Are there any public laundry facilities in Iceland?
Q: Are there any public laundry facilities in Iceland?
We will be bringing our three sons to Iceland for two weeks this summer and at some point in the two weeks I’m sure we will need to wash some of our clothes.
When my wife and I were there last summer we didn’t see any public laundry facilities nor did we see this service provided at any of the hotels we stayed at.
John Kingma, Grimsby, Ontario, Canada
A: Almost every household has its own washing machine or, in some older apartment complexes, each apartment has access to a shared washing machine in the basement. This means that, unfortunately, there aren’t any self-service laundromats in Iceland.
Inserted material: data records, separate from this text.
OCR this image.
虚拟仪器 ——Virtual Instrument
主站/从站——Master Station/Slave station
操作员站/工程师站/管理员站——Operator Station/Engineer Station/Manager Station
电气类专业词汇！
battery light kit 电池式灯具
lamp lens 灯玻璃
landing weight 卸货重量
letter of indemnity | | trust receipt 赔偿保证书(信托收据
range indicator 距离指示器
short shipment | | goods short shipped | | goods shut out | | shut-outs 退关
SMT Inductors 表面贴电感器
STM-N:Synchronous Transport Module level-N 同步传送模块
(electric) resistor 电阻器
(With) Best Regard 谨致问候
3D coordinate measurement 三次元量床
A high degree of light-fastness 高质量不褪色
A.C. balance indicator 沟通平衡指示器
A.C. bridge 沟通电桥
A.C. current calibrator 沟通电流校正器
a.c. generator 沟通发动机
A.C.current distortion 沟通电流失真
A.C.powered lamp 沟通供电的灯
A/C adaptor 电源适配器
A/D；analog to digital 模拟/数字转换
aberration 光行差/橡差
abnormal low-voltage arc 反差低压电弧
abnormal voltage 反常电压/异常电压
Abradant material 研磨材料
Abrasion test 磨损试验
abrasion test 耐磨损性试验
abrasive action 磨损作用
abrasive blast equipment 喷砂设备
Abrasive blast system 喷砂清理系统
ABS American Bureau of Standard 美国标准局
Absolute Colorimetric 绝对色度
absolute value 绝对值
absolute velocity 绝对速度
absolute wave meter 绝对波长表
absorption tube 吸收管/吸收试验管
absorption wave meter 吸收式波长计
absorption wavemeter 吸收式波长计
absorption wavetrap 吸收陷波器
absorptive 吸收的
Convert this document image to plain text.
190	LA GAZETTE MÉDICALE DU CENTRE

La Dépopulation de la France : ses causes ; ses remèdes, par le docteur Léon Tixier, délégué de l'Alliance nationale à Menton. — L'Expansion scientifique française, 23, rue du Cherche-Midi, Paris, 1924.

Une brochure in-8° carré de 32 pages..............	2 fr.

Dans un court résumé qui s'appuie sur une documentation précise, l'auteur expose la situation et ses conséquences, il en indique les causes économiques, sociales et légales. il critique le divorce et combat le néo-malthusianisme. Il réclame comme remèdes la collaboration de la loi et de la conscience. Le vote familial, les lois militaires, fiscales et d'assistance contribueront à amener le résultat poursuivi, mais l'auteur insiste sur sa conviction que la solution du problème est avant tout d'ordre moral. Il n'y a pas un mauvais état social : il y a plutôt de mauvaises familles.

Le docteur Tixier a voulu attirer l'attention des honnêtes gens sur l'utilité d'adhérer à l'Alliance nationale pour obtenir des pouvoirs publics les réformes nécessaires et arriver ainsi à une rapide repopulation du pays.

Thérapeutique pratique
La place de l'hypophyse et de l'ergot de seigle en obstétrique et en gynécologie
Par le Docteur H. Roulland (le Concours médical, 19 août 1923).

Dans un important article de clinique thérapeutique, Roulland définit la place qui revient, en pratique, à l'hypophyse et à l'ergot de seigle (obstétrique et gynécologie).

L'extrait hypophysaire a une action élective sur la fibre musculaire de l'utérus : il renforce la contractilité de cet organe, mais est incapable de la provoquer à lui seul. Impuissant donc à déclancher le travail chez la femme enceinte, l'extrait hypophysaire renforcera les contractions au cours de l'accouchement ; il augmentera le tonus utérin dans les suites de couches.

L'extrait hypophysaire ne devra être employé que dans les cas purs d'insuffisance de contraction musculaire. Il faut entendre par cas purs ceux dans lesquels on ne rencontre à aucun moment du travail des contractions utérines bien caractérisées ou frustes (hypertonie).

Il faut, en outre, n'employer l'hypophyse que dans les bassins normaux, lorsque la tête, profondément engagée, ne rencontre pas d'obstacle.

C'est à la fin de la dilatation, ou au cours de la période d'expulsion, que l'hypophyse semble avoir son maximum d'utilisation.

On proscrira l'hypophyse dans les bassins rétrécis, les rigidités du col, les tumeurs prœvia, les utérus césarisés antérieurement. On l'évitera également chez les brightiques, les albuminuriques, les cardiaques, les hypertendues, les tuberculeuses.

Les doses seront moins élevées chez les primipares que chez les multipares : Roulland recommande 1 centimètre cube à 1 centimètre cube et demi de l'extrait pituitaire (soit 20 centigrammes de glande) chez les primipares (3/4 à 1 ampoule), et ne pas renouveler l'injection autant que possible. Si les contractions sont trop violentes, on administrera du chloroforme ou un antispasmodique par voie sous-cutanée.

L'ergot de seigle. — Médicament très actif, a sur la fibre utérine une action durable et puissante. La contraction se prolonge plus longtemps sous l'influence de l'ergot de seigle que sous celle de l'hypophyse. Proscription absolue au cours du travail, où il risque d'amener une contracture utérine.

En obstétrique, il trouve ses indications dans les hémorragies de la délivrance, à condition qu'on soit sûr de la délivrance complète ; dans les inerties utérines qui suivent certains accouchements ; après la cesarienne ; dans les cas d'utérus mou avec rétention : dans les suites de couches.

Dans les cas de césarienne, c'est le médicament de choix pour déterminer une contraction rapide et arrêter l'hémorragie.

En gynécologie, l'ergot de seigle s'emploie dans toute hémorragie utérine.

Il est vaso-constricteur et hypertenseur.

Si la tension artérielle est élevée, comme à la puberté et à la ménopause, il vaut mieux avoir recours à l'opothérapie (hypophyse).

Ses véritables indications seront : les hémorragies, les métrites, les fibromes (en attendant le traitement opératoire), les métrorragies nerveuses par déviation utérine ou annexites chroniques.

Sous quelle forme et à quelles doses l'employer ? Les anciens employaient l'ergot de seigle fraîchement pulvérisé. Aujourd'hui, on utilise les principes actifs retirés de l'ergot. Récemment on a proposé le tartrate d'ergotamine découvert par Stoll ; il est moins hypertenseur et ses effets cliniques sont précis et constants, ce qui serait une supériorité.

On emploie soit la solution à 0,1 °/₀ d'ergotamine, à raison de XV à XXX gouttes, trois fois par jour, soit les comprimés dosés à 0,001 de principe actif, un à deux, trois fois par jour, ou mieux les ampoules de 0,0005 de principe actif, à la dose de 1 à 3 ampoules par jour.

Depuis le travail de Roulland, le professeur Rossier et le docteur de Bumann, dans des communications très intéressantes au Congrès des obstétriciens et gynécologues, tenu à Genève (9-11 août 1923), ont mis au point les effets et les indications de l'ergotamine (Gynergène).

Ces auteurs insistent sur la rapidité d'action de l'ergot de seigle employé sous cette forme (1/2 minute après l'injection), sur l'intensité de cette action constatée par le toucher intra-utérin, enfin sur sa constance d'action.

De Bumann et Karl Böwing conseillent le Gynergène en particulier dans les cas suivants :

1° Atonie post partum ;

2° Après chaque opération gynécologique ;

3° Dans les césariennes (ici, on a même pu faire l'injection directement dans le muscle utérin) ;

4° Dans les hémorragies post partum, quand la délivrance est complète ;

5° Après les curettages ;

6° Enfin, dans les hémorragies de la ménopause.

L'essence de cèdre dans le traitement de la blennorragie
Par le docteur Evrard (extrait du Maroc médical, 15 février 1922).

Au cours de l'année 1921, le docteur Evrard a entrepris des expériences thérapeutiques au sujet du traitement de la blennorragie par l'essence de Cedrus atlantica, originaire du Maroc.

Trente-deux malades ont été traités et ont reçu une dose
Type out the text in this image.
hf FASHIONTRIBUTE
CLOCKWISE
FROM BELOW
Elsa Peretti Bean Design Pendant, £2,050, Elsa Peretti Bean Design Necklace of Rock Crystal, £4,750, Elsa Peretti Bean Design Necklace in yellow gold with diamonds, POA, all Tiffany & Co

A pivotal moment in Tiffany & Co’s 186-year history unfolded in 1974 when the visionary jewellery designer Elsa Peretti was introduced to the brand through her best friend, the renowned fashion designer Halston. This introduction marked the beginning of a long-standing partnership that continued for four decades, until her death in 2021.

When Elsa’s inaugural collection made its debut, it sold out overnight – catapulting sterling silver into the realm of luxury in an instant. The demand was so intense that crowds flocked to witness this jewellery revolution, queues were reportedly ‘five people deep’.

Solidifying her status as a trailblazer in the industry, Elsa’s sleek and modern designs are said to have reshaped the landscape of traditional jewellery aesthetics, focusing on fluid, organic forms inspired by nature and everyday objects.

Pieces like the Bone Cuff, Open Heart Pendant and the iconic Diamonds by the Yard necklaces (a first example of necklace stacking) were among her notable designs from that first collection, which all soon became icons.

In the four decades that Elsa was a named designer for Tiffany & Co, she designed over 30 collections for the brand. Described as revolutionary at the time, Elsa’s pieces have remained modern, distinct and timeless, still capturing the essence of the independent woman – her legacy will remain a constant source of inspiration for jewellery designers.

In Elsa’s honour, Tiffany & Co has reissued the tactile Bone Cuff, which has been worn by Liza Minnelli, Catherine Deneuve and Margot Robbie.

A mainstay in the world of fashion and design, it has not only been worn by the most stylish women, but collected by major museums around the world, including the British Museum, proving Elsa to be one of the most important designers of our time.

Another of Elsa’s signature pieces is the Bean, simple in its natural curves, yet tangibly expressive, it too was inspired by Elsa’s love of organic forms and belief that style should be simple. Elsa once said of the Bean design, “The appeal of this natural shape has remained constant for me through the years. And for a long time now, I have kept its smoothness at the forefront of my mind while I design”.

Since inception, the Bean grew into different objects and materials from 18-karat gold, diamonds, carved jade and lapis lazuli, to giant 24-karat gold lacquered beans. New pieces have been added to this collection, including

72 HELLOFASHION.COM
However, you should be able to have your clothes washed at your hotel or if you’re staying at a hostel, you may well have access to a machine. The website hostel.is provides a listing of services available at each of the hostels in Iceland and a quick overview showed that almost all of these hostels had laundry facilities, at least the ones in Reykjavík and Akureyri.
There are some laundry services listed in the phonebook, although most are drycleaners who also offer laundry services. However, these services are normally outrageously expensive.
For example, there is a company in Reykjavík called Fönn that offers full-service laundering. Unless you come with a very large amount of clothing (we’re talking about several garbage bags of clothes) then you are charged by the garment.
Socks cost ISK 172 (USD 1.34, EUR 0.96) per pair, undies cost ISK 230 (USD 1.79, EUR 1.28) per pair, shirts cost ISK 554 (USD 4.32, EUR 3.08) per garment, and so forth.
So you can see how your bill would add up quite quickly. Clothes dropped off before noon can be picked up the same day. Otherwise, there is a one-day turnaround.
If you want to check your options, here is a listing of drycleaners, including contact information, in Iceland from the online telephone book.
On the website tjalda.is, which lists all campsites in Iceland, you can see that some of them included a symbol for a washing machine, such as the camp site in Akureyri and the camp site in Laugardalur in Reykjavík.
Otherwise, you might just have to seek out a hot spring to do your laundry as Icelanders used to do back in the days.